The ability to instantly and simultaneously send a document to different people around the world has changed the business landscape and increased our productivity. No longer do people need to wait on information to make it through the post; things now happen in real-time. However, this convenience comes at a price. Digital information is susceptible to being intercepted and stolen; and increasing its access only makes it more prone to events of data loss. Luckily for our businesses, there are solutions we can use to make sure that important data is backed up safely.
RAID: the safest method?
RAID stands for ‘Redundant Array of Independent Disks’ and is a method which consists in storing the data on multiple hard drives. Not only is the data spread but it is also duplicated across those drives. By doing so, this allows our array of hard drives to keep all our data safe even if one of the hard drives crashes. RAID recovery is then made possible should things go wrong and a RAID system will be able to get restored with the help of qualified professionals.
RAID: pros & cons
The RAID method can be seen as the equivalent of not keeping all your eggs into the same basket. Unlike keeping all your data into the same hard drive, you can recuperate the data if one of the hard drive fails. This offers businesses a great safety net and reduces the potential for any data loss to occur in the advent of hardware failure.
Another advantage of using RAID is that it can offer improvements in the speed at which people access the data. Rather than many employees using the same hard drive at the same time (which will slow down that drive’s performance), the info is spread around different drives so those drives are under a lighter work load, making them perform faster.
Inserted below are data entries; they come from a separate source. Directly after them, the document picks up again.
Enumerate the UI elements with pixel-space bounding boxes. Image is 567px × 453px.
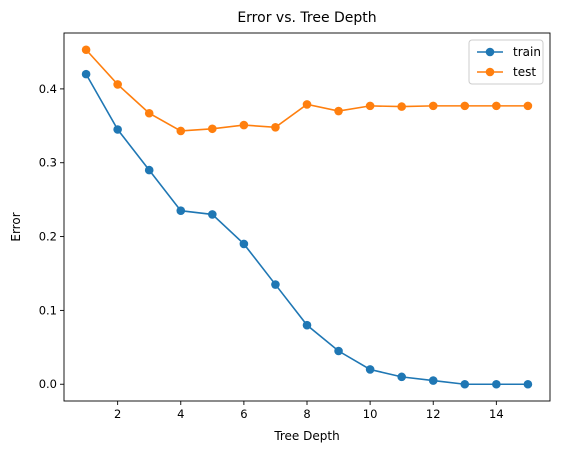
legend-marker-train bbox=[485, 47, 495, 57]
x-tick-label: 10 bbox=[363, 407, 378, 421]
y-tick-label: 0.2 bbox=[39, 230, 57, 244]
data-point-test bbox=[365, 101, 375, 111]
legend: train test bbox=[468, 39, 544, 85]
data-point-train bbox=[428, 376, 438, 385]
data-point-test bbox=[144, 108, 154, 118]
y-tick-label: 0.3 bbox=[39, 156, 57, 170]
plot-frame bbox=[63, 32, 551, 402]
data-point-test bbox=[428, 101, 438, 111]
data-point-train bbox=[523, 379, 533, 389]
data-point-train bbox=[144, 165, 154, 175]
data-point-train bbox=[460, 379, 470, 389]
data-point-test bbox=[239, 120, 249, 130]
data-point-train bbox=[176, 206, 186, 216]
plot-area bbox=[81, 45, 533, 389]
x-tick-label: 14 bbox=[489, 407, 504, 421]
y-tick-label: 0.1 bbox=[39, 303, 57, 317]
data-point-test bbox=[81, 45, 91, 55]
data-point-test bbox=[523, 101, 533, 111]
x-axis-label: Tree Depth bbox=[273, 429, 339, 443]
data-point-train bbox=[113, 125, 122, 134]
data-point-test bbox=[176, 126, 186, 136]
data-point-train bbox=[81, 69, 91, 79]
data-point-test bbox=[460, 101, 470, 111]
axis-ticks: 2 4 6 8 10 12 14 0.0 0.1 0.2 0.3 0.4 bbox=[39, 82, 504, 421]
data-point-test bbox=[397, 102, 406, 111]
y-tick-label: 0.4 bbox=[39, 82, 57, 96]
data-point-test bbox=[492, 101, 501, 111]
data-point-train bbox=[302, 320, 312, 330]
legend-label-train: train bbox=[513, 45, 541, 59]
data-point-train bbox=[208, 210, 217, 219]
x-tick-label: 12 bbox=[426, 407, 441, 421]
data-point-test bbox=[208, 124, 217, 134]
legend-label-test: test bbox=[513, 65, 536, 79]
data-point-test bbox=[334, 106, 343, 116]
x-tick-label: 2 bbox=[114, 407, 121, 421]
series-line-test bbox=[85, 49, 528, 132]
x-tick-label: 4 bbox=[177, 407, 184, 421]
data-point-train bbox=[239, 239, 249, 249]
data-point-train bbox=[271, 280, 280, 289]
y-axis-label: Error bbox=[9, 212, 23, 241]
data-point-train bbox=[334, 346, 343, 356]
data-point-train bbox=[397, 372, 406, 382]
x-tick-label: 8 bbox=[303, 407, 310, 421]
data-point-train bbox=[365, 365, 375, 374]
series-line-train bbox=[85, 73, 528, 386]
data-point-test bbox=[302, 100, 312, 109]
data-point-test bbox=[271, 122, 280, 132]
legend-marker-test bbox=[485, 67, 495, 77]
data-point-test bbox=[113, 80, 122, 89]
data-point-train bbox=[492, 379, 501, 389]
x-tick-label: 6 bbox=[240, 407, 247, 421]
chart-title: Error vs. Tree Depth bbox=[237, 10, 376, 26]
y-tick-label: 0.0 bbox=[39, 377, 57, 391]
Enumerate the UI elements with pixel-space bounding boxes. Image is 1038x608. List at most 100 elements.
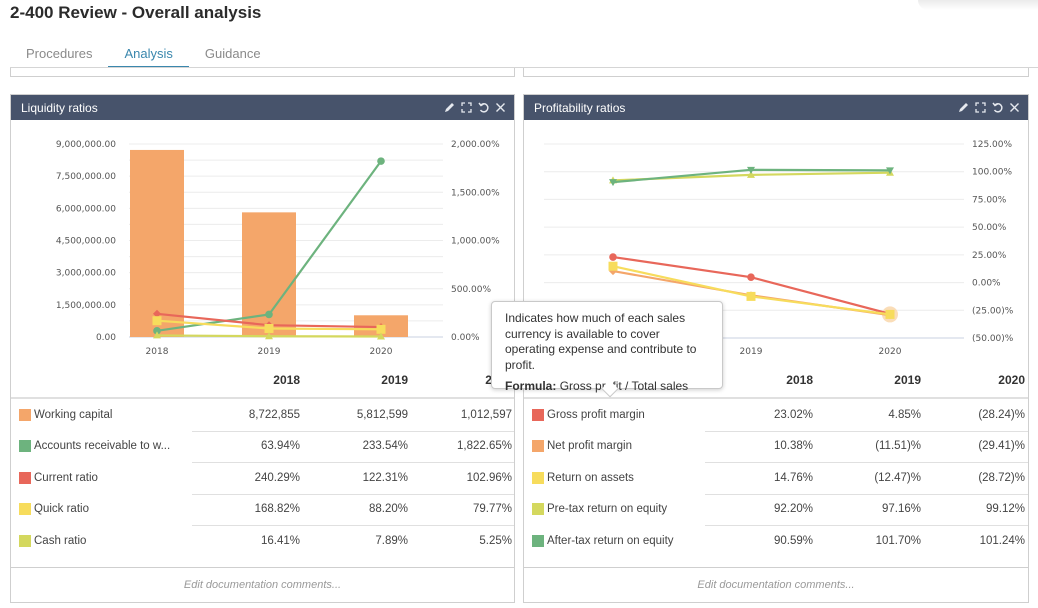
tab-bar: Procedures Analysis Guidance — [10, 40, 277, 68]
ratio-value: 97.16% — [881, 503, 921, 516]
data-point — [885, 309, 895, 319]
tab-analysis[interactable]: Analysis — [108, 40, 189, 68]
expand-icon[interactable] — [975, 102, 986, 113]
year-header: 2019 — [894, 373, 921, 387]
data-point — [747, 166, 755, 174]
ratio-value: (11.51)% — [875, 440, 921, 453]
data-point — [152, 316, 162, 326]
data-point — [747, 273, 755, 281]
profitability-table: 2018 2019 2020 Gross profit margin 23.02%… — [524, 363, 1028, 557]
ratio-label: Quick ratio — [34, 503, 89, 516]
y-right-tick-label: (25.00)% — [972, 306, 1014, 316]
y-left-tick-label: 9,000,000.00 — [56, 140, 116, 150]
previous-panel-left-edge — [10, 68, 515, 77]
expand-icon[interactable] — [461, 102, 472, 113]
data-point — [377, 157, 385, 165]
ratio-value: 240.29% — [254, 471, 300, 484]
table-header: 2018 2019 2020 — [524, 363, 1028, 399]
edit-comments-field[interactable]: Edit documentation comments... — [524, 567, 1028, 602]
y-left-tick-label: 0.00 — [96, 333, 116, 343]
series-color-swatch — [532, 534, 544, 547]
data-point — [153, 309, 161, 318]
ratio-label: Pre-tax return on equity — [547, 503, 668, 516]
tab-procedures[interactable]: Procedures — [26, 46, 93, 61]
ratio-value: 102.96% — [466, 471, 512, 484]
ratio-value: (28.24)% — [978, 408, 1025, 421]
panel-header: Liquidity ratios — [11, 95, 514, 120]
ratio-tooltip: Indicates how much of each sales currenc… — [491, 301, 723, 398]
undo-icon[interactable] — [478, 102, 489, 113]
ratio-value: 63.94% — [260, 440, 300, 453]
pencil-icon[interactable] — [958, 102, 969, 113]
ratio-name[interactable]: Cash ratio — [11, 534, 192, 547]
data-point — [153, 331, 161, 339]
y-right-tick-label: 25.00% — [972, 251, 1007, 261]
data-point — [376, 324, 386, 334]
previous-panel-right-edge — [523, 68, 1029, 77]
ratio-value: (29.41)% — [978, 440, 1025, 453]
ratio-name[interactable]: After-tax return on equity — [524, 534, 705, 547]
series-color-swatch — [532, 471, 544, 484]
ratio-value: 122.31% — [362, 471, 408, 484]
ratio-value: 7.89% — [375, 534, 408, 547]
series-color-swatch — [532, 503, 544, 516]
y-left-tick-label: 4,500,000.00 — [56, 237, 116, 247]
table-row: Gross profit margin 23.02% 4.85% (28.24)% — [524, 399, 1028, 431]
ratio-label: Net profit margin — [547, 440, 633, 453]
y-right-tick-label: 1,500.00% — [451, 188, 500, 198]
ratio-value: (12.47)% — [874, 471, 921, 484]
data-point — [265, 332, 273, 340]
close-icon[interactable] — [1009, 102, 1020, 113]
ratio-value: 10.38% — [773, 440, 813, 453]
ratio-value: 233.54% — [362, 440, 408, 453]
tooltip-formula-label: Formula: — [505, 379, 557, 393]
ratio-label: Return on assets — [547, 471, 634, 484]
data-point — [264, 323, 274, 333]
ratio-name[interactable]: Current ratio — [11, 471, 192, 484]
table-row: After-tax return on equity 90.59% 101.70% 1… — [524, 525, 1028, 557]
ratio-value: 168.82% — [254, 503, 300, 516]
pencil-icon[interactable] — [444, 102, 455, 113]
y-left-tick-label: 1,500,000.00 — [56, 301, 116, 311]
tab-guidance[interactable]: Guidance — [204, 46, 261, 61]
ratio-value: 1,012,597 — [460, 408, 512, 421]
ratio-value: 1,822.65% — [457, 440, 512, 453]
ratio-value: 5,812,599 — [356, 408, 408, 421]
tabs-divider — [10, 67, 1038, 68]
close-icon[interactable] — [495, 102, 506, 113]
ratio-name[interactable]: Accounts receivable to w... — [11, 440, 192, 453]
data-point — [886, 167, 894, 175]
tooltip-formula: Formula: Gross profit / Total sales — [505, 379, 709, 395]
data-point — [747, 170, 755, 178]
y-left-tick-label: 3,000,000.00 — [56, 269, 116, 279]
y-left-tick-label: 6,000,000.00 — [56, 204, 116, 214]
ratio-name[interactable]: Gross profit margin — [524, 408, 705, 421]
ratio-value: 90.59% — [773, 534, 813, 547]
table-row: Quick ratio 168.82% 88.20% 79.77% — [11, 493, 514, 526]
ratio-value: 88.20% — [368, 503, 408, 516]
edit-comments-field[interactable]: Edit documentation comments... — [11, 567, 514, 602]
series-color-swatch — [532, 408, 544, 421]
ratio-name[interactable]: Return on assets — [524, 471, 705, 484]
ratio-name[interactable]: Quick ratio — [11, 503, 192, 516]
ratio-value: 14.76% — [773, 471, 813, 484]
y-right-tick-label: 500.00% — [451, 285, 491, 295]
year-header: 2018 — [786, 373, 813, 387]
data-point — [377, 332, 385, 340]
ratio-name[interactable]: Pre-tax return on equity — [524, 503, 705, 516]
data-point — [746, 291, 756, 301]
panel-title: Profitability ratios — [534, 100, 626, 115]
y-right-tick-label: 50.00% — [972, 223, 1007, 233]
ratio-name[interactable]: Working capital — [11, 408, 192, 421]
series-color-swatch — [19, 471, 31, 484]
series-color-swatch — [532, 440, 544, 453]
x-tick-label: 2018 — [146, 347, 169, 357]
undo-icon[interactable] — [992, 102, 1003, 113]
ratio-value: 99.12% — [985, 503, 1025, 516]
ratio-value: 4.85% — [888, 408, 921, 421]
ratio-name[interactable]: Net profit margin — [524, 440, 705, 453]
y-left-tick-label: 7,500,000.00 — [56, 172, 116, 182]
data-point — [153, 327, 161, 335]
table-row: Return on assets 14.76% (12.47)% (28.72)% — [524, 462, 1028, 494]
y-right-tick-label: 1,000.00% — [451, 237, 500, 247]
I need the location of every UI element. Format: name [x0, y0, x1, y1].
The only real downfall of using a RAID system is its cost. Naturally, using an array of disks will be more expensive than just using the one drive. Adding the fact that it takes technical expertise to put together and run a RAID array means that a business using RAID will need to employ a qualified network technician; which will add further to the cost of running the business.
The bottom line is…
Running a RAID system will require expertise, as well as proper staff training, but this can be said about most data storage methods. Ultimately, the human factor will always matter a lot and it is in the interest of a business not only to use the right data storage method; but more importantly to ensure that their staff is capable of using such system. Combining both of these important factors is essential and will ensure that you do not lose your vital business data.